Je reste fragile
Il m’est arrivé plusieurs fois au cours des dernières semaines de vivre dans l’illusion que tout allait bien. Comme si soudainement, la maladie, autant mentale que physique, ne faisait plus partie de ma vie. J’étais une personne « normale. » Je me levais le matin, je suivais mes cours, puis en soirée, j’allais travailler. Comme n’importe quelle adolescente dans la vingtaine.
Le pouvoir d’une routine stable, c’est qu’elle t’évite de penser à tout le reste de ta vie pour te permettre de te concentrer seulement sur le moment présent.
Puis, j’en enchaîné deux épisodes un peu plus difficiles. Une rechute à la fois mentale et physique. De courtes durées, heureusement, mais présentes tout de même et qui m’ont rappelé la fragilité de mon équilibre. Lorsqu’un quelconque élément vient me bousculer, je perds pieds. Je suis à risque de tomber dans un gouffre à chaque instant d’inattention de ma part.

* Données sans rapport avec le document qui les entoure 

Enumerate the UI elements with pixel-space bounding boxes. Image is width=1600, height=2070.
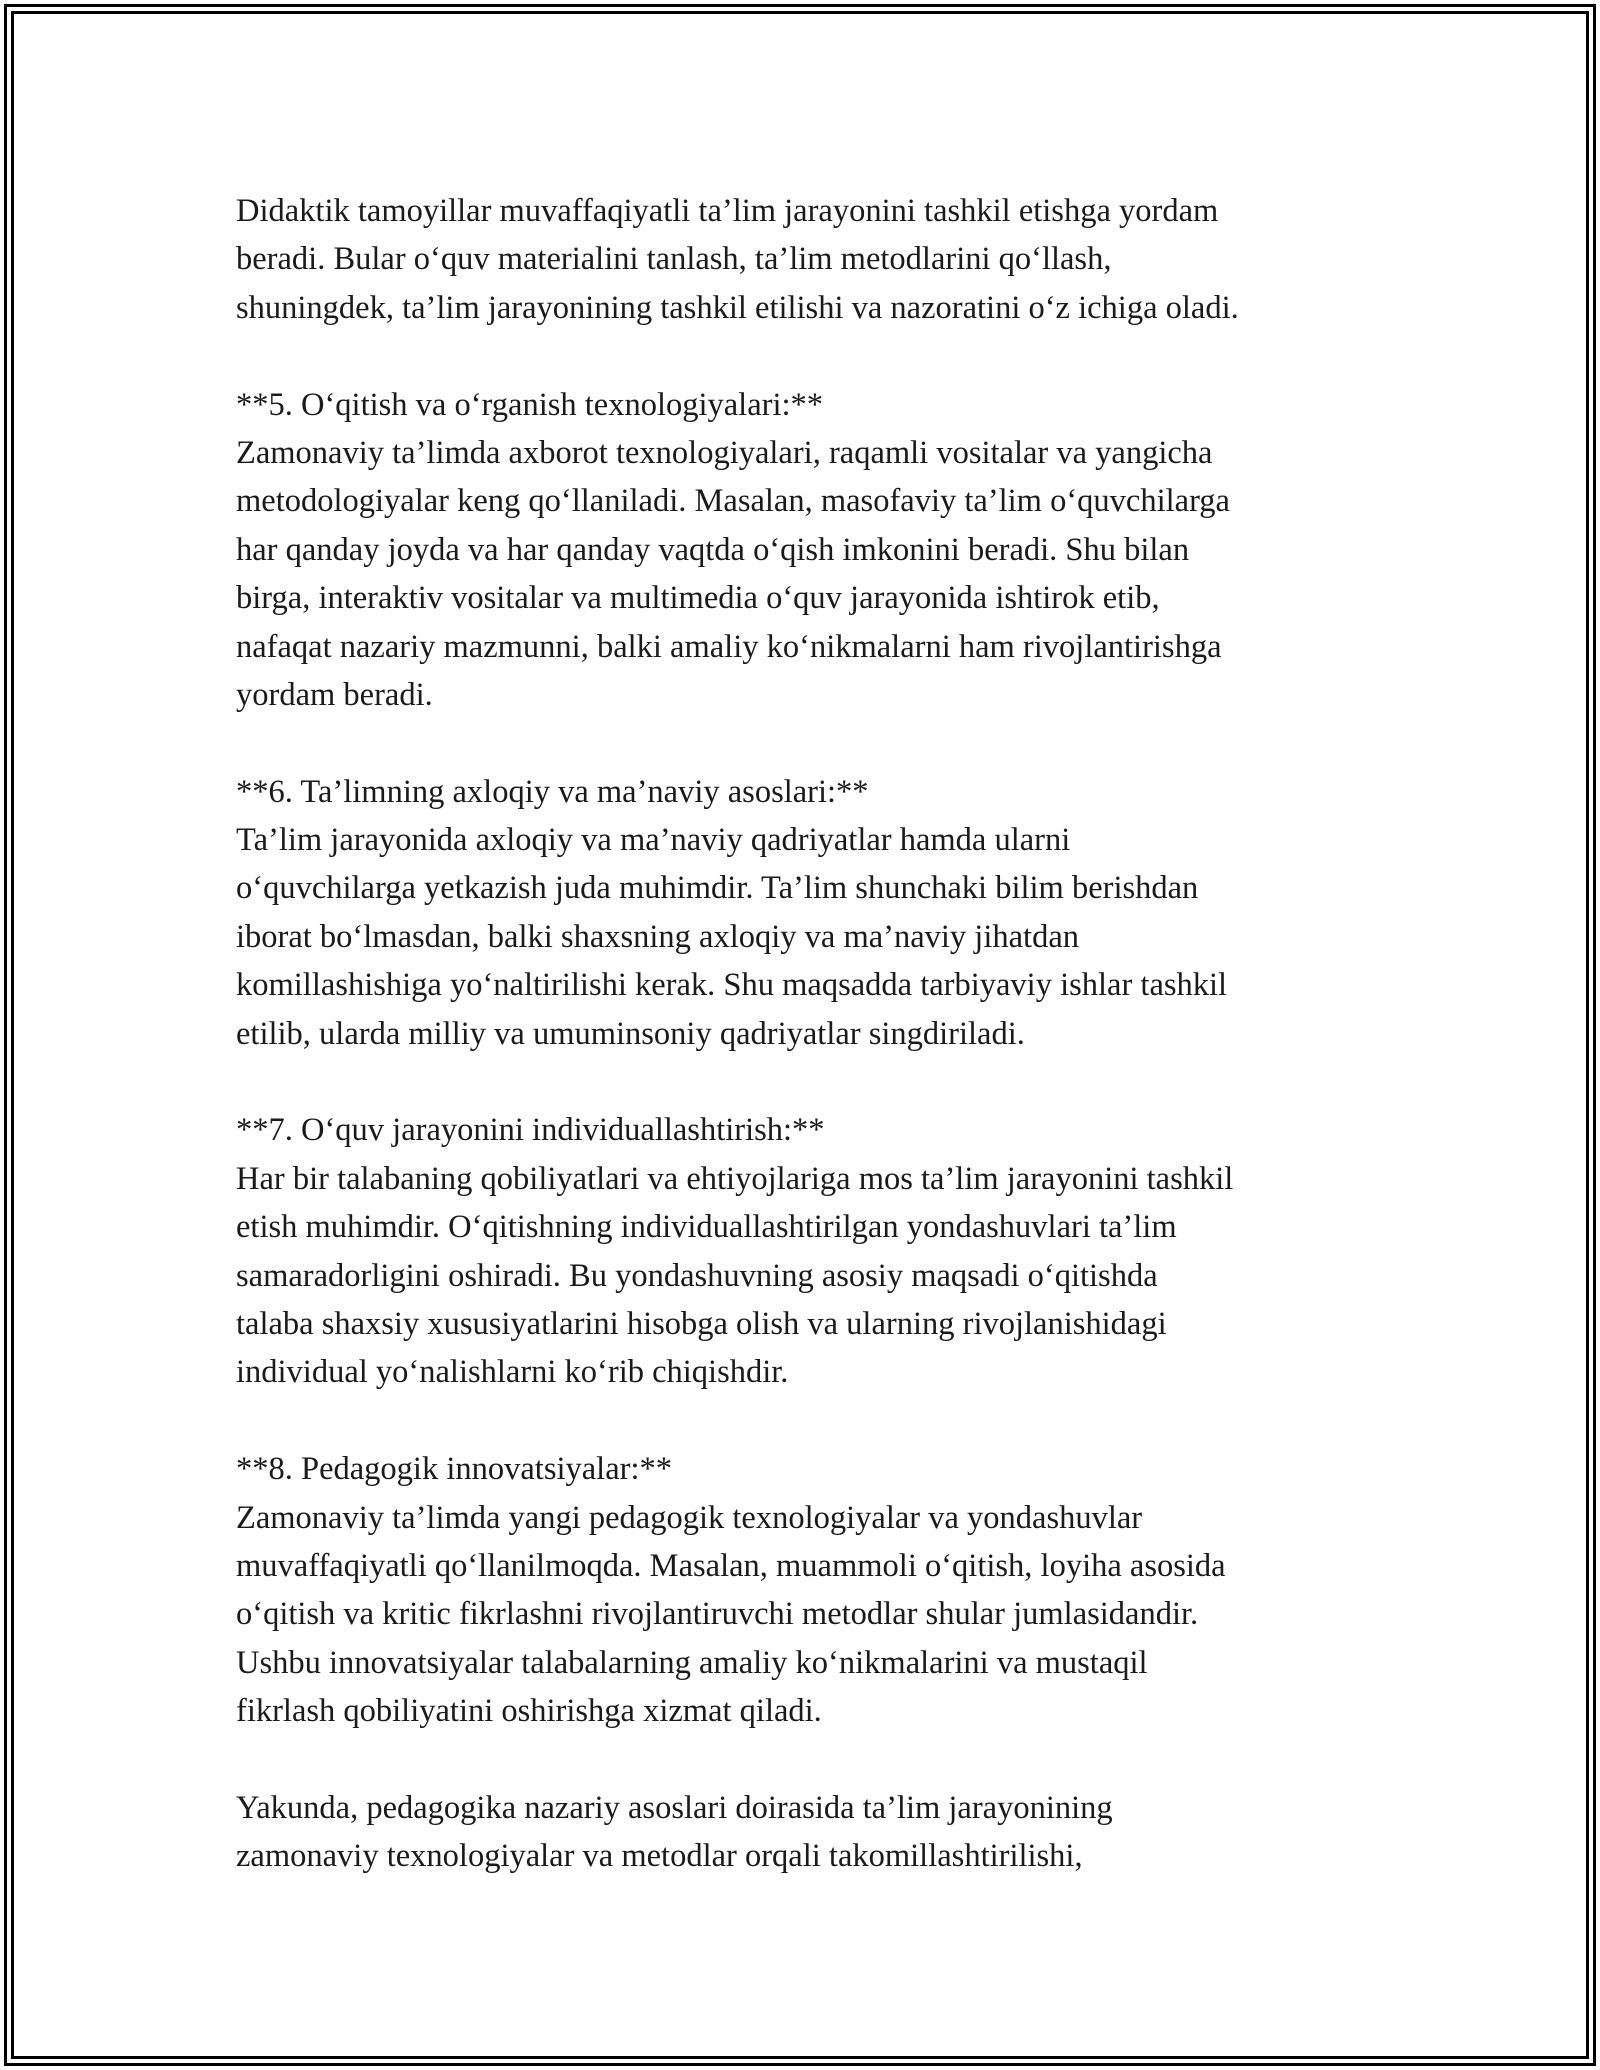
- text-line: Ushbu innovatsiyalar talabalarning amaliy ko‘nikmalarini va mustaqil: [236, 1644, 1148, 1681]
- paragraph: [236, 1445, 1416, 1735]
- text-line: **8. Pedagogik innovatsiyalar:**: [236, 1451, 672, 1488]
- text-line: iborat bo‘lmasdan, balki shaxsning axloqiy va ma’naviy jihatdan: [236, 918, 1080, 955]
- document-body: [236, 187, 1416, 1881]
- paragraph-spacer: [236, 1058, 1416, 1106]
- text-line: o‘qitish va kritic fikrlashni rivojlantiruvchi metodlar shular jumlasidandir.: [236, 1596, 1199, 1633]
- text-line: etish muhimdir. O‘qitishning individuallashtirilgan yondashuvlari ta’lim: [236, 1209, 1177, 1246]
- text-line: o‘quvchilarga yetkazish juda muhimdir. Ta’lim shunchaki bilim berishdan: [236, 870, 1199, 907]
- paragraph-spacer: [236, 1736, 1416, 1784]
- text-line: metodologiyalar keng qo‘llaniladi. Masalan, masofaviy ta’lim o‘quvchilarga: [236, 483, 1230, 520]
- text-line: zamonaviy texnologiyalar va metodlar orqali takomillashtirilishi,: [236, 1838, 1083, 1875]
- paragraph: [236, 187, 1416, 332]
- text-line: muvaffaqiyatli qo‘llanilmoqda. Masalan, muammoli o‘qitish, loyiha asosida: [236, 1547, 1226, 1584]
- paragraph: [236, 768, 1416, 1058]
- text-line: **6. Ta’limning axloqiy va ma’naviy asoslari:**: [236, 773, 869, 810]
- text-line: etilib, ularda milliy va umuminsoniy qadriyatlar singdiriladi.: [236, 1015, 1025, 1052]
- text-line: fikrlash qobiliyatini oshirishga xizmat qiladi.: [236, 1693, 822, 1730]
- text-line: **7. O‘quv jarayonini individuallashtirish:**: [236, 1112, 825, 1149]
- text-line: Yakunda, pedagogika nazariy asoslari doirasida ta’lim jarayonining: [236, 1789, 1113, 1826]
- paragraph-spacer: [236, 719, 1416, 767]
- text-line: shuningdek, ta’lim jarayonining tashkil etilishi va nazoratini o‘z ichiga oladi.: [236, 289, 1239, 326]
- paragraph: [236, 381, 1416, 720]
- paragraph-spacer: [236, 1397, 1416, 1445]
- text-line: Didaktik tamoyillar muvaffaqiyatli ta’lim jarayonini tashkil etishga yordam: [236, 193, 1219, 229]
- text-line: Zamonaviy ta’limda axborot texnologiyalari, raqamli vositalar va yangicha: [236, 434, 1213, 471]
- text-line: komillashishiga yo‘naltirilishi kerak. Shu maqsadda tarbiyaviy ishlar tashkil: [236, 967, 1228, 1004]
- text-line: har qanday joyda va har qanday vaqtda o‘qish imkonini beradi. Shu bilan: [236, 531, 1190, 568]
- text-line: talaba shaxsiy xususiyatlarini hisobga olish va ularning rivojlanishidagi: [236, 1305, 1167, 1342]
- paragraph-spacer: [236, 332, 1416, 380]
- text-line: **5. O‘qitish va o‘rganish texnologiyalari:**: [236, 386, 824, 423]
- text-line: individual yo‘nalishlarni ko‘rib chiqishdir.: [236, 1354, 789, 1391]
- text-line: yordam beradi.: [236, 676, 433, 713]
- text-line: birga, interaktiv vositalar va multimedia o‘quv jarayonida ishtirok etib,: [236, 580, 1160, 617]
- text-line: Har bir talabaning qobiliyatlari va ehtiyojlariga mos ta’lim jarayonini tashkil: [236, 1160, 1234, 1197]
- paragraph: [236, 1784, 1416, 1881]
- text-line: Ta’lim jarayonida axloqiy va ma’naviy qadriyatlar hamda ularni: [236, 822, 1071, 859]
- text-line: samaradorligini oshiradi. Bu yondashuvning asosiy maqsadi o‘qitishda: [236, 1257, 1158, 1294]
- text-line: Zamonaviy ta’limda yangi pedagogik texnologiyalar va yondashuvlar: [236, 1499, 1143, 1536]
- paragraph: [236, 1106, 1416, 1396]
- text-line: beradi. Bular o‘quv materialini tanlash, ta’lim metodlarini qo‘llash,: [236, 241, 1112, 278]
- text-line: nafaqat nazariy mazmunni, balki amaliy ko‘nikmalarni ham rivojlantirishga: [236, 628, 1222, 665]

C’est parfois à cause d’un incident plus que banal. Une rencontre dans la rue, croiser une personne de mon passé à qui je ne parle plus aujourd’hui. Qui me manque encore parfois, mais qui se porte assurément mieux sans moi, et moi sans elle. Un bref moment, un simple regard, qui me donne envie de recommencer à boire et chercher un moyen de consommer, un instant d’égarement.
J’ai pris la décision de ne plus jamais boire. J’avais déjà décidé de ne plus toucher à aucune drogue il y a quelques mois, weed compris, mais l’alcool, c’est une étape supplémentaire. Une étape nécessaire dans mon cheminement. Puisque c’est tellement accepté socialement, on oublie que c’est aussi facile de tomber dans la dépendance de cette sensation, comme dans n’importe quelle autre. Enfin, c’est mon impression. Bien que j’aie toujours su que ma consommation empirait mon état dépressif, je n’ai jamais réussi à arrêter totalement.
J’espère que cette fois sera la bonne.
Pratiquement au même moment, j’ai eu la chance de recevoir ma première dose de la vaccination contre la covid. Le bras douloureux durant quelques jours, j’ai passé une superbe semaine sur mon petit nuage, sans autres symptômes apparents. Puis, sept jours exactement après mon injection, j’ai dû passer la journée entière au lit, pas de son, pas de lumière. Pour moi qui n’avais pas fait de migraine depuis fort longtemps, j’ai un peu eu un choc.
Les effets secondaires liés à la vaccination, je les ai presque tous eu. En décrivant à une amie la manière dont je me sentais, elle m’a dit que ça lui rappelait les premiers jours où elle avait eu la covid, ce qui l’avait poussée à se faire tester. Si c’est comme ça qu’on se sent lorsqu’on l’attrape, je suis fort contente de n’avoir eu ces effets que quelques jours, et non des semaines entières.
Je suis loin de regretter mon vaccin, tout comme je ne regrette pas les fois où je suis allée passer un test PCR, pour être sûre. Cependant, c’est sûr que ça m’aurait arrangé que cette journée de repos forcée ne tombe pas durant ma fin de session. Parmi les choses que je déteste le plus au monde, devoir écrire à mes profs pour demander des délais supplémentaires et/ ou m’excuser de mes absences est assez haut dans la liste. J’aime paraître comme une personne vivant dans la normalité. J’aime me sentir normale.
Ce que je retiens de la dernière semaine, c’est une leçon que j’ai apprise de nombreuses fois et que je continue néanmoins à devoir me remémorer : je reste fragile. Même lorsque j’arrive à tout balancer sur mes frêles épaules, même si je coche chaque jour les différents éléments de mes to-do, je reste fragile. Parce que la vie, c’est fragile. On peut basculer à tout moment, et ce, sans avertissement.
Mais c’est correct d’être fragile. Ça me force à me souvenir que dans toute cette fragilité, je suis encore là. Je suis fragile, oui, mais je suis plus forte encore.